The two old men trailed Gus through the door, tracking more mud onto her floor. Clementine didn't mind; she was pleased that someone had come out to see them. She doubted there would be many others. She knew what they all thought of her, what the RainDance country thought of her—the whole of this merciless, unforgiving place. She was an outsider, a genu-ine starched-up lady with no grit in her heart, and they were all laughing at her for it. Sometimes she felt even the mountains and the wind were laughing at her.
Gus drew himself a small tin pail of home brew. He had two buckets of beer every noon with dinner.
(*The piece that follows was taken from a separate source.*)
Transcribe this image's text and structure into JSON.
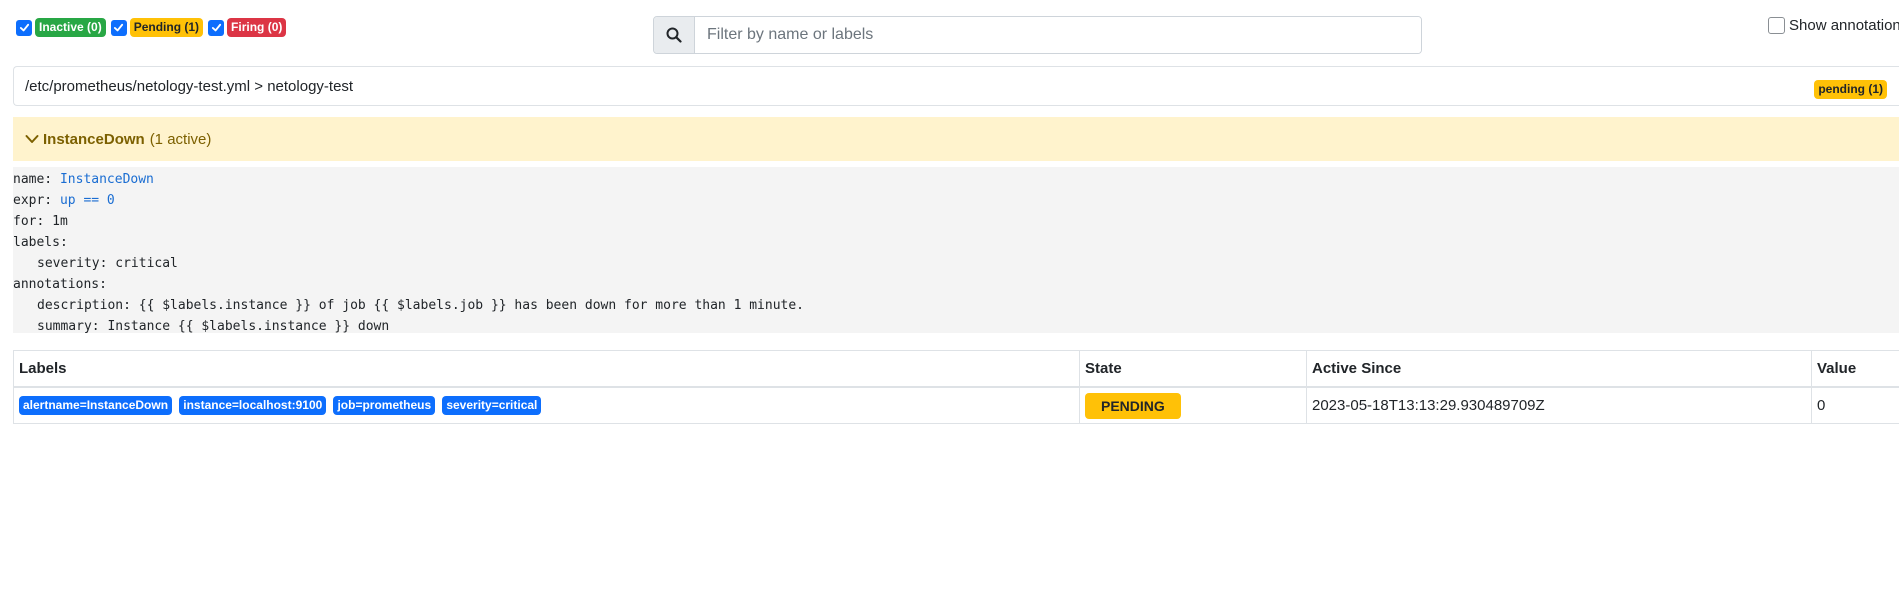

Each evening, while Clementine washed up, he took a bucket outside with him to watch the sun set. In Montana drinking beer wasn't considered
drinking.
The men settled around the table. The prospectors' rank smell overwhelmed the cabin. They not only patronized the same tailor as Nickel Annie, they had her bathing habits as well. Clementine put the beaver tail in the sink. She hoped Gus wouldn't really expect her to make soup out of it.
Pogey lifted the whiskey jug in a toast. "Here's how, Gus. Man, you could've knocked me over with a whistle when you introduced the purtiest gal ever to come to Rainbow Springs as your wife."
Nash rubbed his beaky nose, honking a laugh. "Yup. Pogey here was so surprised his eyes were popping like a stomped-on toad's."
Pogey slammed the jug into his partner's bony chest. "Try corkin' your lips with this, you ol' flannelmouth. Some men talk when they got somethin' to say. You talk 'cause you figure you always gotta be sayin' somethin'."
There was a Montana way of doing everything, Clementine realized, and that included arguing and whiskey-drinking. She studied Nash as he curled his forefinger around the handle, rested the jug on his bent elbow, put his mouth to the spout, and tilted his arm. He drank for a long time, and when he lowered the jug his mouth puckered up tight as if pulled by a drawstring. He swallowed, shuddered, and smacked his lips. "What're you acting so proddy about, Pogey? Nobody expects a man to sit silent as a stuffed duck when he comes a-visitin'."
"Nobody expects im to gabble like a turkey neither. Gimme that jug before you drink it all."
Clementine went to the low coffee-case couch and settled down on the soogan padding, her stiff sateen skirts rustling loudly in the silence. She leaned forward, wrapping her arms around her bent knees. She wished that Gus would say something, but he had turned brooding of a sudden, cradling the pail between his two big hands and staring down into the dark brew.